Step 1 - Choose Location

First we need to select the Location, we're going to choose the Contact Us page on the Incendium website.

Step 2 - Add New Conversion

Select 'conversions' on the right hand side bar, and 'add new conversion'.

Step 3 - Name The Conversion

We're naming our conversion something that makes sense when using it for reporting and segmentation purposes later.

Due to the conversion being a Macro Conversion type we need to make sure we select 'macro' on the switch.

Step 4 - Add The Trigger

Just like with adding a new conversion, here we have to add a new trigger. And then we have to select to the type of trigger, so for our contact form this is a 'submit' trigger.

Step 5 - Click on the Selector

Click on the contact form on the webpage preview and the selector field will add in an ID.

Then simply click 'save trigger' and then also don't forget to click 'save' again to complete the process.

In this example any time the contact form is successfully submitted a Macro Conversion will be counted.

One of the most powerful and unique features of Incendium is the ability to understand page content. This allows us to do some really cool things with analytics, audience, augmentation, and personalization.

For example, looking at this Golf website below, we could point Incendium at all the Product pages of our website (by selecting Product pages from our Locations, as defined previously using the Locations feature). From there we can define where information like product name, product category, price. color, etc, is shown on the page.

Then when in analytics we would be able to segment our performance reports looking at engagement levels on product pages of, for example, a certain category or within a certain price range.

Using Incendium's Personalization feature (which we cover more in other lessons) we can dynamically change webpage content for pages with certain attributes or for audiences with interests in particular categories. As an example, if a site visitor has been identified (through actions from previous website visits) as someone who normally purchases a specific brand, we can dynamically change the website's homepage to feature thumbnails of products of only that specific brand - not only providing a better user experience but also increasing the likelihood of another sale - What we can do is limited only by our own creativity.

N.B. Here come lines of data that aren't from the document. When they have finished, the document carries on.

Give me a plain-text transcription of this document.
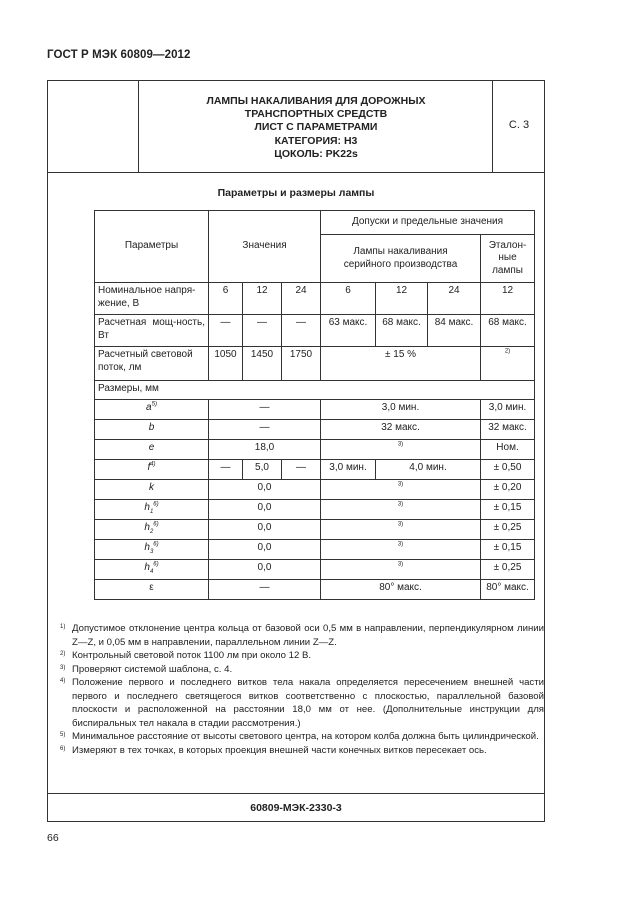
ГОСТ Р МЭК 60809—2012
ЛАМПЫ НАКАЛИВАНИЯ ДЛЯ ДОРОЖНЫХ
ТРАНСПОРТНЫХ СРЕДСТВ
ЛИСТ С ПАРАМЕТРАМИ
КАТЕГОРИЯ: H3
ЦОКОЛЬ: PK22s
С. 3
Параметры и размеры лампы
Параметры	Значения			Допуски и предельные значения			
				Лампы накаливания серийного производства			Эталон-ные лампы
Номинальное напря-жение, В	6	12	24	6	12	24	12
Расчетная мощ-ность, Вт	—	—	—	63 макс.	68 макс.	84 макс.	68 макс.
Расчетный световой поток, лм	1050	1450	1750	± 15 %			$^{2)}$
Размеры, мм							
$a^{5)}$	—			3,0 мин.			3,0 мин.
b	—			32 макс.			32 макс.
e	18,0			$^{3)}$			Ном.
$f^{4)}$	—	5,0	—	3,0 мин.	4,0 мин.		± 0,50
k	0,0			$^{3)}$			± 0,20
$h_1^{6)}$	0,0			$^{3)}$			± 0,15
$h_2^{6)}$	0,0			$^{3)}$			± 0,25
$h_3^{6)}$	0,0			$^{3)}$			± 0,15
$h_4^{6)}$	0,0			$^{3)}$			± 0,25
ε	—			80° макс.			80° макс.
60809-МЭК-2330-3
1) Допустимое отклонение центра кольца от базовой оси 0,5 мм в направлении, перпендикулярном линии Z—Z, и 0,05 мм в направлении, параллельном линии Z—Z.
2) Контрольный световой поток 1100 лм при около 12 В.
3) Проверяют системой шаблона, с. 4.
4) Положение первого и последнего витков тела накала определяется пересечением внешней части первого и последнего светящегося витков соответственно с плоскостью, параллельной базовой плоскости и расположенной на расстоянии 18,0 мм от нее. (Дополнительные инструкции для биспиральных тел накала в стадии рассмотрения.)
5) Минимальное расстояние от высоты светового центра, на котором колба должна быть цилиндрической.
6) Измеряют в тех точках, в которых проекция внешней части конечных витков пересекает ось.
66
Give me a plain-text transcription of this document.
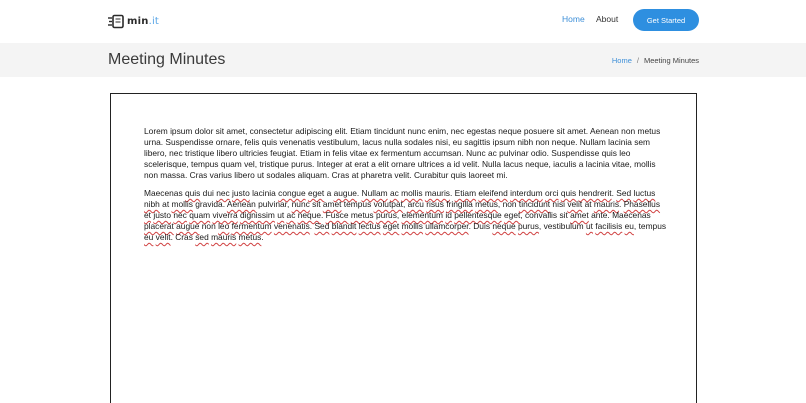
min.it	Home About	Get Started
Meeting Minutes	Home / Meeting Minutes

Lorem ipsum dolor sit amet, consectetur adipiscing elit. Etiam tincidunt nunc enim, nec egestas neque posuere sit amet. Aenean non metus urna. Suspendisse ornare, felis quis venenatis vestibulum, lacus nulla sodales nisi, eu sagittis ipsum nibh non neque. Nullam lacinia sem libero, nec tristique libero ultricies feugiat. Etiam in felis vitae ex fermentum accumsan. Nunc ac pulvinar odio. Suspendisse quis leo scelerisque, tempus quam vel, tristique purus. Integer at erat a elit ornare ultrices a id velit. Nulla lacus neque, iaculis a lacinia vitae, mollis non massa. Cras varius libero ut sodales aliquam. Cras at pharetra velit. Curabitur quis laoreet mi.

Maecenas quis dui nec justo lacinia congue eget a augue. Nullam ac mollis mauris. Etiam eleifend interdum orci quis hendrerit. Sed luctus nibh at mollis gravida. Aenean pulvinar, nunc sit amet tempus volutpat, arcu risus fringilla metus, non tincidunt nisi velit at mauris. Phasellus et justo nec quam viverra dignissim ut ac neque. Fusce metus purus, elementum id pellentesque eget, convallis sit amet ante. Maecenas placerat augue non leo fermentum venenatis. Sed blandit lectus eget mollis ullamcorper. Duis neque purus, vestibulum ut facilisis eu, tempus eu velit. Cras sed mauris metus.
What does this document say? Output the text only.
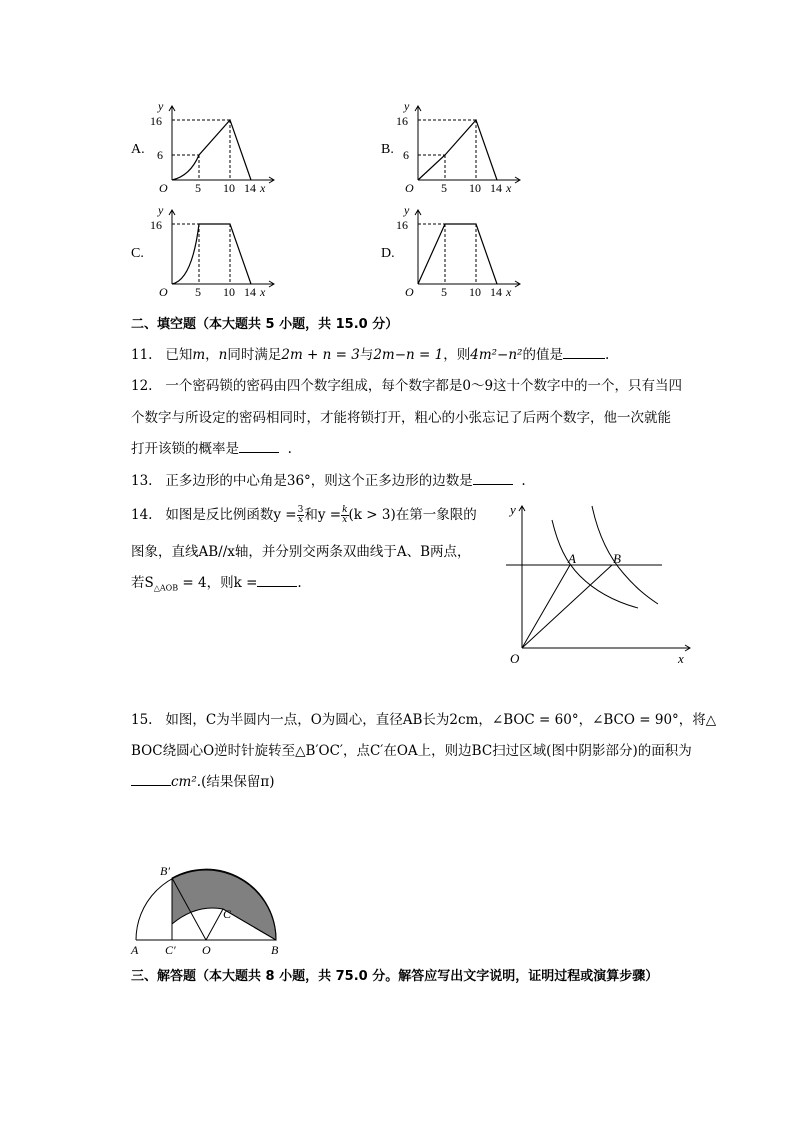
A.
y
16
6
O 5 10 14 x
B.
y
16
6
O 5 10 14 x
C.
y
16
O 5 10 14 x
D.
y
16
O 5 10 14 x
二、填空题（本大题共 5 小题，共 15.0 分）
11. 已知m，n同时满足2m + n = 3与2m−n = 1，则4m²−n²的值是	.
12. 一个密码锁的密码由四个数字组成，每个数字都是0～9这十个数字中的一个，只有当四
个数字与所设定的密码相同时，才能将锁打开，粗心的小张忘记了后两个数字，他一次就能
打开该锁的概率是	.
13. 正多边形的中心角是36°，则这个正多边形的边数是	.
14. 如图是反比例函数$y = \frac{3}{x}$ 和$y = \frac{k}{x} (k > 3)$在第一象限的
图象，直线AB//x轴，并分别交两条双曲线于A、B两点，
若$S_{\triangle AOB} = 4$，则k =	.
y
x
O
A	B
15. 如图，C为半圆内一点，O为圆心，直径AB长为2cm，∠BOC = 60°，∠BCO = 90°，将△
BOC绕圆心O逆时针旋转至△B′OC′，点C′在OA上，则边BC扫过区域(图中阴影部分)的面积为
cm².(结果保留π)
B′
C
A C′ O	B
三、解答题（本大题共 8 小题，共 75.0 分。解答应写出文字说明，证明过程或演算步骤）
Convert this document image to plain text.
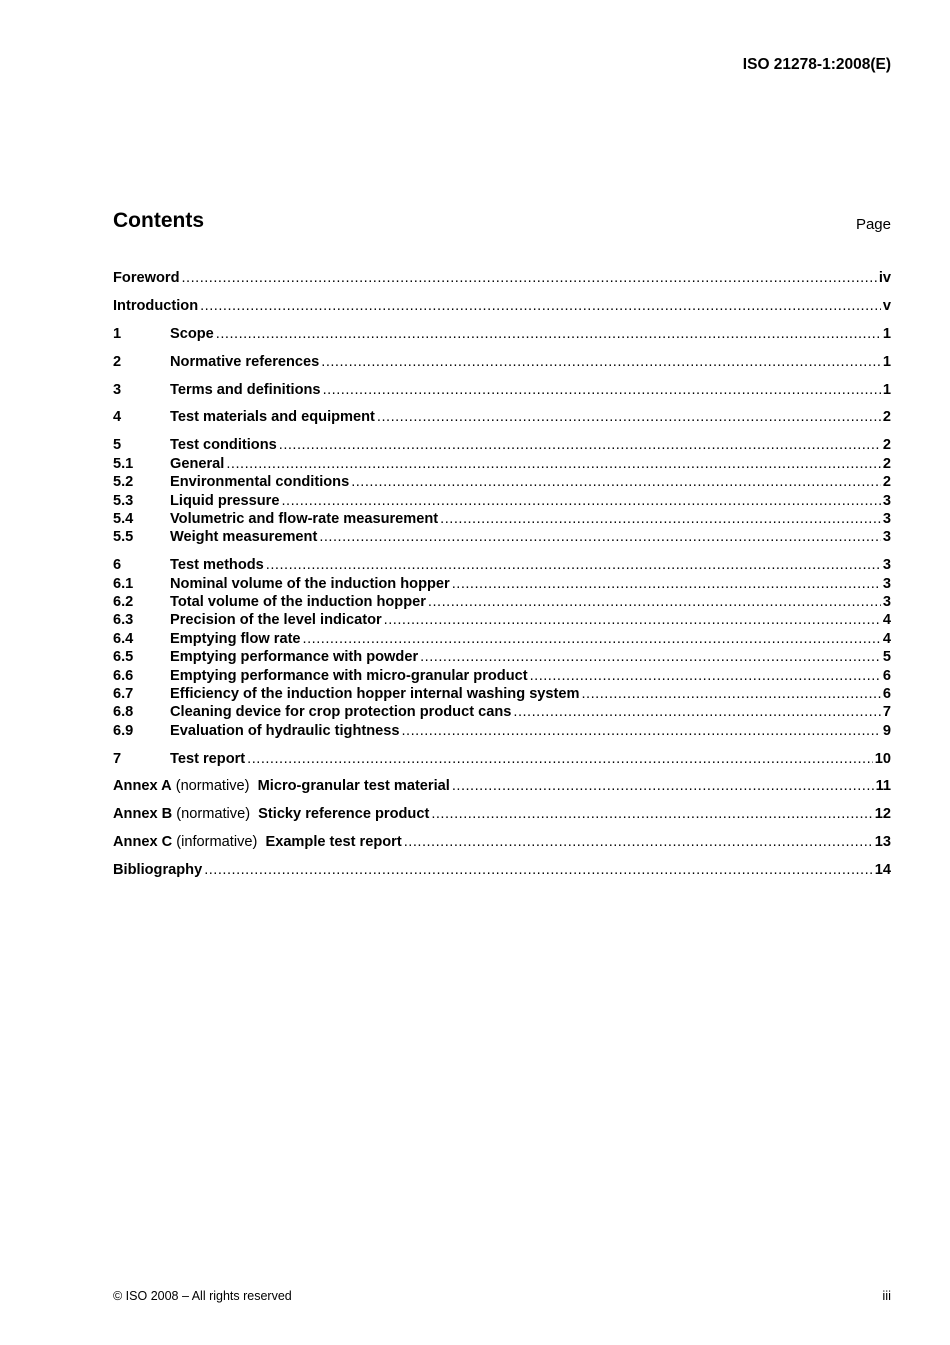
ISO 21278-1:2008(E)
Contents	Page
Foreword .....	iv
Introduction .....	v
1	Scope .....	1
2	Normative references .....	1
3	Terms and definitions .....	1
4	Test materials and equipment .....	2
5	Test conditions .....	2
5.1	General .....	2
5.2	Environmental conditions .....	2
5.3	Liquid pressure .....	3
5.4	Volumetric and flow-rate measurement .....	3
5.5	Weight measurement .....	3
6	Test methods .....	3
6.1	Nominal volume of the induction hopper .....	3
6.2	Total volume of the induction hopper .....	3
6.3	Precision of the level indicator .....	4
6.4	Emptying flow rate .....	4
6.5	Emptying performance with powder .....	5
6.6	Emptying performance with micro-granular product .....	6
6.7	Efficiency of the induction hopper internal washing system .....	6
6.8	Cleaning device for crop protection product cans .....	7
6.9	Evaluation of hydraulic tightness .....	9
7	Test report .....	10
Annex A (normative)  Micro-granular test material .....	11
Annex B (normative)  Sticky reference product .....	12
Annex C (informative)  Example test report .....	13
Bibliography .....	14
© ISO 2008 – All rights reserved	iii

Tagging Webpage Elements Example - Boat Hire Website

Webpage data is information set within a certain template. It can be a single page but it's normally going to be on a group of pages, like blog pages, product pages or category pages. In this example we're going to select the boat listing pages on our boat hire website.

Step 1 - Select The Location

Here we have selected the Boat Pages. These are the pages we want to tag webpage elements on.

Step 2 - Page Data Tagging

As you can see these pages have lots of information like pricing and category; and we just need to tell Incendium what each piece of information is. As long as the other pages in the Location grouping follow the same content structure, Incendium will collect all that data for every page you've made.

When tagging we have free-form, which allows us to select any web element with any name by hovering and just clicking when highlighted.

Or we have the specific product data tagging section. You can use either, but if it's a product page, using the product presets will help Incendium use that data better in Product Reporting.

Adding Unique Fields

Sometimes you won't have all of the data like in this example we don't have an SKU on the page or a suitable description. So here we select a unique identifier. For this website because there is no SKU, we have to use the Title instead, and that's fine as for this website it is a unique field and we can still match up information in reporting via this field.

In this example we've helped Incendium understand the product data on the boat hire website better. In other lessons we will show you how Incendium can use this data.